Most glazers will use silicons in lieu of glazing putty now.

That wood strip is a function glazing bead. I would remove it, clean the glass and the back side, apply a bedding bead of silicon, set and let the silicon squeeze out, let it cure and trim back.


----------



## joecaption (Nov 30, 2011)

Instead of just removing it and reinstalling it I would replace the trim with new moulding that's been primed and painted two coats on all sides. It would be a royal pain to try and strip the piece you have now.
Those nails have to be be nailed straight in to the rails, if you so much as touch the glass as there going in it will crack the windows.

Any reason why your not just replacing that whole window so you would never have to paint again?


----------



## tomdor (Jul 27, 2011)

Thank you both for your input. If I have time on Saturday I might try and start this pain in the @ss project by prying off the old beading and seeing what kind of condition it's in. I'm not sure I know where I can get replacement beading like this, although I haven't looked that much yet. Maybe a window shop?

As to why I can't replace the window--the house is in a historic district where you can't replace windows without spending $$$ for wood replacements. My plan is to repair the windows as best as I can, scrape, sand, prime, paint and then put storms up to take the brunt of the weather.


----------



## Ironlight (Apr 13, 2011)

Personally, I would remove the wood entirely and replace it with glazing putty. Putty is fast to apply and if done right will last a lifetime. If you watch and expert do it, applying it with the meat of their thumb, you'd be shocked at how fast it can be completed.

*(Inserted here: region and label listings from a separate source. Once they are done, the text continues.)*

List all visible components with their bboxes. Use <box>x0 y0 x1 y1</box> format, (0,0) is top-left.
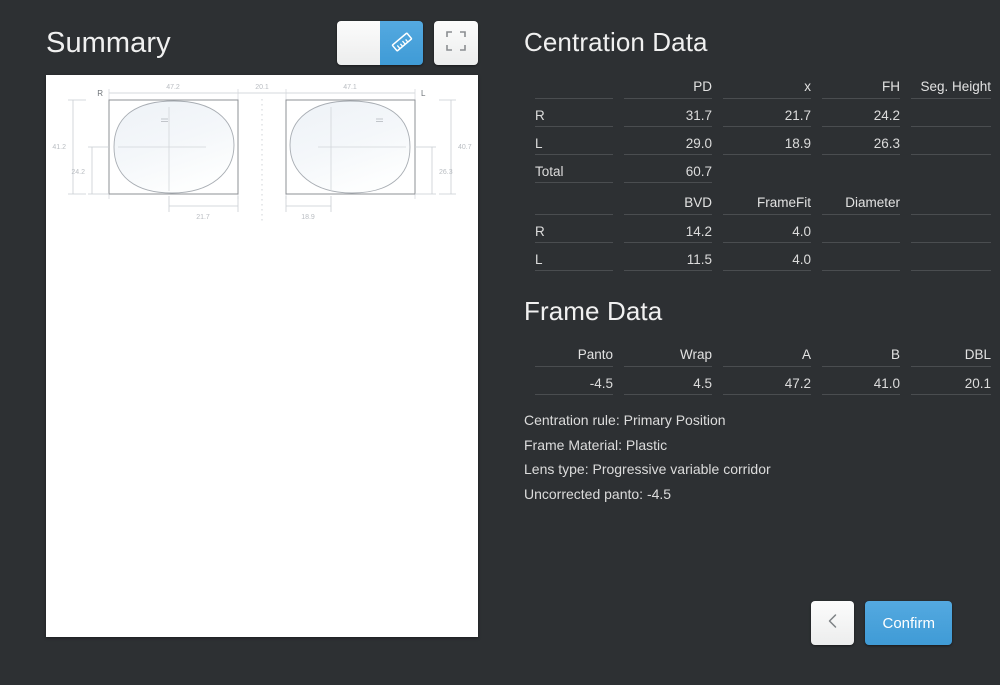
cell-total-seg-height <box>911 155 991 183</box>
table-row: L 29.0 18.9 26.3 <box>535 127 991 155</box>
col-header-bvd: BVD <box>624 186 712 215</box>
col-header-diameter: Diameter <box>822 186 900 215</box>
cell-r-diameter[interactable] <box>822 215 900 243</box>
dim-bridge-width: 20.1 <box>255 84 269 91</box>
centration-table-primary: PD x FH Seg. Height R 31.7 21.7 24.2 L 2… <box>524 70 1000 183</box>
frame-data-title: Frame Data <box>524 296 662 327</box>
cell-a[interactable]: 47.2 <box>723 367 811 395</box>
back-button[interactable] <box>811 601 854 645</box>
dim-right-fitting-height: 24.2 <box>71 169 85 176</box>
col-header-pd: PD <box>624 70 712 99</box>
ruler-icon <box>389 29 415 58</box>
dim-left-x-offset: 18.9 <box>301 214 315 221</box>
cell-l-seg-height[interactable] <box>911 127 991 155</box>
note-centration-rule: Centration rule: Primary Position <box>524 408 964 433</box>
cell-r-fh[interactable]: 24.2 <box>822 99 900 127</box>
cell-r-framefit[interactable]: 4.0 <box>723 215 811 243</box>
dim-right-box-height: 41.2 <box>52 144 66 151</box>
row-label-l: L <box>535 127 613 155</box>
chevron-left-icon <box>824 612 842 635</box>
header-toolbar <box>337 20 478 66</box>
cell-wrap[interactable]: 4.5 <box>624 367 712 395</box>
cell-r-bvd[interactable]: 14.2 <box>624 215 712 243</box>
row-label-r: R <box>535 99 613 127</box>
table-header-row: Panto Wrap A B DBL <box>535 338 991 367</box>
cell-l-pd[interactable]: 29.0 <box>624 127 712 155</box>
frame-data-table: Panto Wrap A B DBL -4.5 4.5 47.2 41.0 20… <box>524 338 1000 395</box>
col-header-blank2 <box>535 186 613 215</box>
confirm-button[interactable]: Confirm <box>865 601 952 645</box>
col-header-b: B <box>822 338 900 367</box>
cell-l-framefit[interactable]: 4.0 <box>723 243 811 271</box>
col-header-framefit: FrameFit <box>723 186 811 215</box>
note-lens-type: Lens type: Progressive variable corridor <box>524 457 964 482</box>
table-row: L 11.5 4.0 <box>535 243 991 271</box>
cell-total-x <box>723 155 811 183</box>
segment-measure-view-button[interactable] <box>380 21 423 65</box>
col-header-blank3 <box>911 186 991 215</box>
cell-b[interactable]: 41.0 <box>822 367 900 395</box>
dim-right-box-width: 47.2 <box>166 84 180 91</box>
cell-r-pd[interactable]: 31.7 <box>624 99 712 127</box>
lens-diagram: 47.2 R <box>46 75 478 637</box>
row-label-r2: R <box>535 215 613 243</box>
col-header-dbl: DBL <box>911 338 991 367</box>
lens-diagram-canvas[interactable]: 47.2 R <box>46 75 478 637</box>
cell-total-pd: 60.7 <box>624 155 712 183</box>
col-header-a: A <box>723 338 811 367</box>
row-label-total: Total <box>535 155 613 183</box>
notes-list: Centration rule: Primary Position Frame … <box>524 408 964 506</box>
col-header-panto: Panto <box>535 338 613 367</box>
table-row: R 31.7 21.7 24.2 <box>535 99 991 127</box>
label-left-eye: L <box>421 89 426 98</box>
cell-r-extra[interactable] <box>911 215 991 243</box>
table-header-row: BVD FrameFit Diameter <box>535 186 991 215</box>
cell-l-extra[interactable] <box>911 243 991 271</box>
cell-l-bvd[interactable]: 11.5 <box>624 243 712 271</box>
table-row: -4.5 4.5 47.2 41.0 20.1 <box>535 367 991 395</box>
col-header-seg-height: Seg. Height <box>911 70 991 99</box>
row-label-l2: L <box>535 243 613 271</box>
right-panel: Centration Data PD x FH Seg. Height R 31… <box>524 0 976 685</box>
centration-table-secondary: BVD FrameFit Diameter R 14.2 4.0 L 11.5 <box>524 186 1000 271</box>
view-mode-segmented-control[interactable] <box>337 21 423 65</box>
dim-right-x-offset: 21.7 <box>196 214 210 221</box>
table-header-row: PD x FH Seg. Height <box>535 70 991 99</box>
expand-icon <box>445 30 467 57</box>
cell-total-fh <box>822 155 900 183</box>
cell-l-fh[interactable]: 26.3 <box>822 127 900 155</box>
cell-l-x[interactable]: 18.9 <box>723 127 811 155</box>
table-row: Total 60.7 <box>535 155 991 183</box>
cell-dbl[interactable]: 20.1 <box>911 367 991 395</box>
col-header-x: x <box>723 70 811 99</box>
table-row: R 14.2 4.0 <box>535 215 991 243</box>
dim-left-fitting-height: 26.3 <box>439 169 453 176</box>
centration-data-title: Centration Data <box>524 27 708 58</box>
col-header-wrap: Wrap <box>624 338 712 367</box>
col-header-fh: FH <box>822 70 900 99</box>
dim-left-box-height: 40.7 <box>458 144 472 151</box>
app-root: Summary <box>0 0 1000 685</box>
label-right-eye: R <box>97 89 103 98</box>
segment-plain-view-button[interactable] <box>337 21 380 65</box>
cell-panto[interactable]: -4.5 <box>535 367 613 395</box>
dim-left-box-width: 47.1 <box>343 84 357 91</box>
footer-actions: Confirm <box>811 601 952 645</box>
cell-r-seg-height[interactable] <box>911 99 991 127</box>
col-header-blank <box>535 70 613 99</box>
summary-header: Summary <box>46 20 478 66</box>
page-title: Summary <box>46 20 171 66</box>
note-frame-material: Frame Material: Plastic <box>524 433 964 458</box>
cell-r-x[interactable]: 21.7 <box>723 99 811 127</box>
cell-l-diameter[interactable] <box>822 243 900 271</box>
note-uncorrected-panto: Uncorrected panto: -4.5 <box>524 482 964 507</box>
expand-fullscreen-button[interactable] <box>434 21 478 65</box>
left-panel: Summary <box>0 0 500 685</box>
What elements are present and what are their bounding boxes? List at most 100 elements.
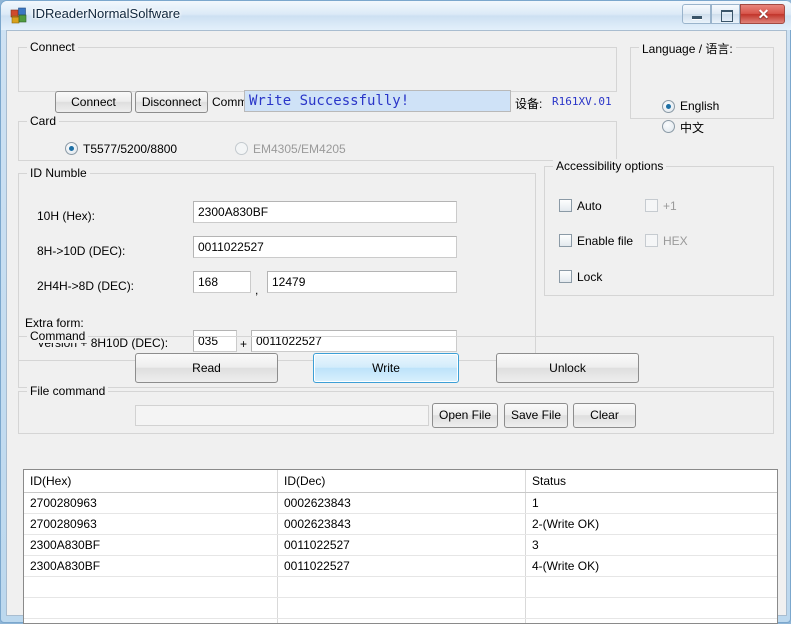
close-icon: ✕ <box>757 6 770 22</box>
card-group-title: Card <box>27 114 60 128</box>
row-divider-1 <box>277 598 278 618</box>
table-cell-status: 4-(Write OK) <box>532 559 600 573</box>
row-divider-2 <box>525 577 526 597</box>
label-extra-form: Extra form: <box>25 316 84 330</box>
label-2h4h-8d: 2H4H->8D (DEC): <box>37 279 135 293</box>
row-divider-1 <box>277 535 278 555</box>
table-cell-idhex: 2300A830BF <box>30 538 101 552</box>
maximize-button[interactable] <box>711 4 740 24</box>
label-language-english: English <box>680 99 720 113</box>
radio-language-chinese[interactable] <box>662 120 675 133</box>
table-cell-status: 2-(Write OK) <box>532 517 600 531</box>
row-divider-1 <box>277 556 278 576</box>
save-file-button[interactable]: Save File <box>504 403 568 428</box>
table-row[interactable] <box>24 598 777 619</box>
comm-status-field[interactable]: Write Successfully! <box>244 90 511 112</box>
label-hex: HEX <box>663 234 688 248</box>
column-header-id-dec[interactable]: ID(Dec) <box>278 470 325 492</box>
table-cell-iddec: 0011022527 <box>284 559 350 573</box>
minimize-icon <box>692 16 702 20</box>
table-cell-idhex: 2700280963 <box>30 517 97 531</box>
radio-card-t5577[interactable] <box>65 142 78 155</box>
label-lock: Lock <box>577 270 603 284</box>
table-row[interactable] <box>24 577 777 598</box>
table-cell-iddec: 0011022527 <box>284 538 350 552</box>
input-2h4h-8d-b[interactable]: 12479 <box>267 271 457 293</box>
connect-group-title: Connect <box>27 40 78 54</box>
row-divider-2 <box>525 514 526 534</box>
column-divider-1[interactable] <box>277 470 278 492</box>
radio-language-english[interactable] <box>662 100 675 113</box>
app-icon <box>10 7 27 24</box>
input-2h4h-8d-a[interactable]: 168 <box>193 271 251 293</box>
table-row[interactable]: 2700280963 0002623843 1 <box>24 493 777 514</box>
table-cell-status: 3 <box>532 538 539 552</box>
row-divider-1 <box>277 619 278 623</box>
radio-card-em4305 <box>235 142 248 155</box>
client-area: Connect Connect Disconnect Comm Write Su… <box>6 30 787 624</box>
input-8h-10d[interactable]: 0011022527 <box>193 236 457 258</box>
row-divider-2 <box>525 619 526 623</box>
connect-button[interactable]: Connect <box>55 91 132 113</box>
title-bar: IDReaderNormalSolfware ✕ <box>1 1 791 30</box>
device-value: R161XV.01 <box>552 95 612 108</box>
close-button[interactable]: ✕ <box>740 4 785 24</box>
label-card-t5577: T5577/5200/8800 <box>83 142 178 156</box>
window-title: IDReaderNormalSolfware <box>32 6 181 21</box>
row-divider-1 <box>277 514 278 534</box>
label-card-em4305: EM4305/EM4205 <box>253 142 346 156</box>
row-divider-1 <box>277 493 278 513</box>
column-header-status[interactable]: Status <box>526 470 566 492</box>
label-language-chinese: 中文 <box>680 121 705 135</box>
write-button[interactable]: Write <box>313 353 459 383</box>
read-button[interactable]: Read <box>135 353 278 383</box>
maximize-icon <box>721 10 733 22</box>
table-body: 2700280963 0002623843 1 2700280963 000262384… <box>24 493 777 623</box>
comm-label: Comm <box>212 95 248 109</box>
minimize-button[interactable] <box>682 4 711 24</box>
row-divider-2 <box>525 598 526 618</box>
checkbox-hex <box>645 234 658 247</box>
label-plus-one: +1 <box>663 199 677 213</box>
table-cell-status: 1 <box>532 496 539 510</box>
comm-status-text: Write Successfully! <box>249 93 410 109</box>
label-enable-file: Enable file <box>577 234 633 248</box>
accessibility-group-title: Accessibility options <box>553 159 667 173</box>
row-divider-2 <box>525 493 526 513</box>
table-row[interactable]: 2700280963 0002623843 2-(Write OK) <box>24 514 777 535</box>
row-divider-1 <box>277 577 278 597</box>
open-file-button[interactable]: Open File <box>432 403 498 428</box>
id-number-group-title: ID Numble <box>27 166 90 180</box>
checkbox-plus-one <box>645 199 658 212</box>
checkbox-auto[interactable] <box>559 199 572 212</box>
table-row[interactable]: 2300A830BF 0011022527 4-(Write OK) <box>24 556 777 577</box>
device-label: 设备: <box>515 97 543 111</box>
table-cell-iddec: 0002623843 <box>284 517 351 531</box>
disconnect-button[interactable]: Disconnect <box>135 91 208 113</box>
input-10h-hex[interactable]: 2300A830BF <box>193 201 457 223</box>
file-command-group-title: File command <box>27 384 109 398</box>
table-cell-idhex: 2700280963 <box>30 496 97 510</box>
row-divider-2 <box>525 535 526 555</box>
column-divider-2[interactable] <box>525 470 526 492</box>
checkbox-lock[interactable] <box>559 270 572 283</box>
language-group-title: Language / 语言: <box>639 40 736 57</box>
log-table[interactable]: ID(Hex) ID(Dec) Status 2700280963 0002623… <box>23 469 778 624</box>
file-path-input[interactable] <box>135 405 429 426</box>
checkbox-enable-file[interactable] <box>559 234 572 247</box>
table-cell-iddec: 0002623843 <box>284 496 351 510</box>
table-cell-idhex: 2300A830BF <box>30 559 101 573</box>
table-header-row: ID(Hex) ID(Dec) Status <box>24 470 777 493</box>
table-row[interactable] <box>24 619 777 623</box>
separator-comma: , <box>255 283 259 297</box>
column-header-id-hex[interactable]: ID(Hex) <box>24 470 71 492</box>
label-8h-10d: 8H->10D (DEC): <box>37 244 126 258</box>
table-row[interactable]: 2300A830BF 0011022527 3 <box>24 535 777 556</box>
connect-group: Connect <box>18 40 617 92</box>
clear-button[interactable]: Clear <box>573 403 636 428</box>
unlock-button[interactable]: Unlock <box>496 353 639 383</box>
label-auto: Auto <box>577 199 602 213</box>
application-window: IDReaderNormalSolfware ✕ Connect Connect… <box>0 0 791 624</box>
row-divider-2 <box>525 556 526 576</box>
label-10h-hex: 10H (Hex): <box>37 209 96 223</box>
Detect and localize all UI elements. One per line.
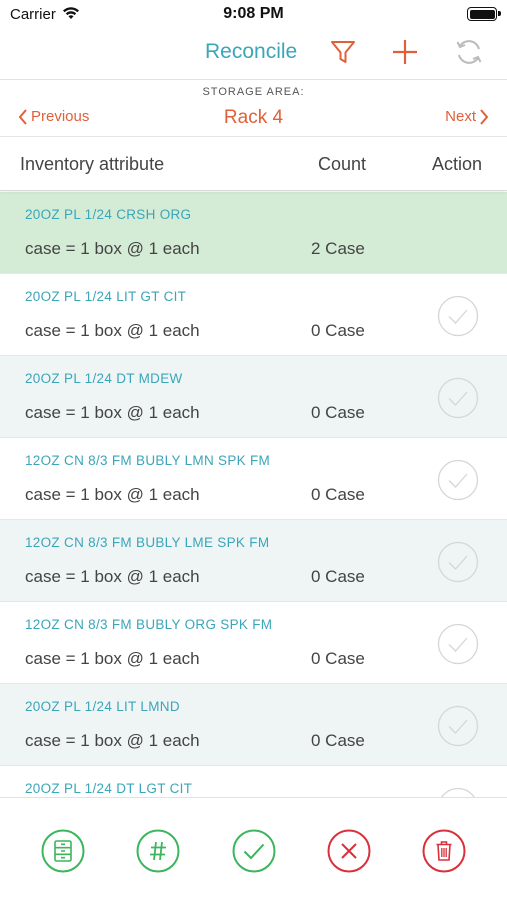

The benefit of glazing is that it fills the entire space, sheds water, seals tightly, and is paintable.

I would NOT under any circumstances replace it with more wood trim. That's just asking for more maintenance sooner rather than later down the road.

Here's a decent tutorial:

http://www.youtube.com/watch?v=qssB_kLJmqQ


----------



## Ravenworks (Oct 31, 2010)

Make a cut along the edge with a utility knife will make the job much easier


----------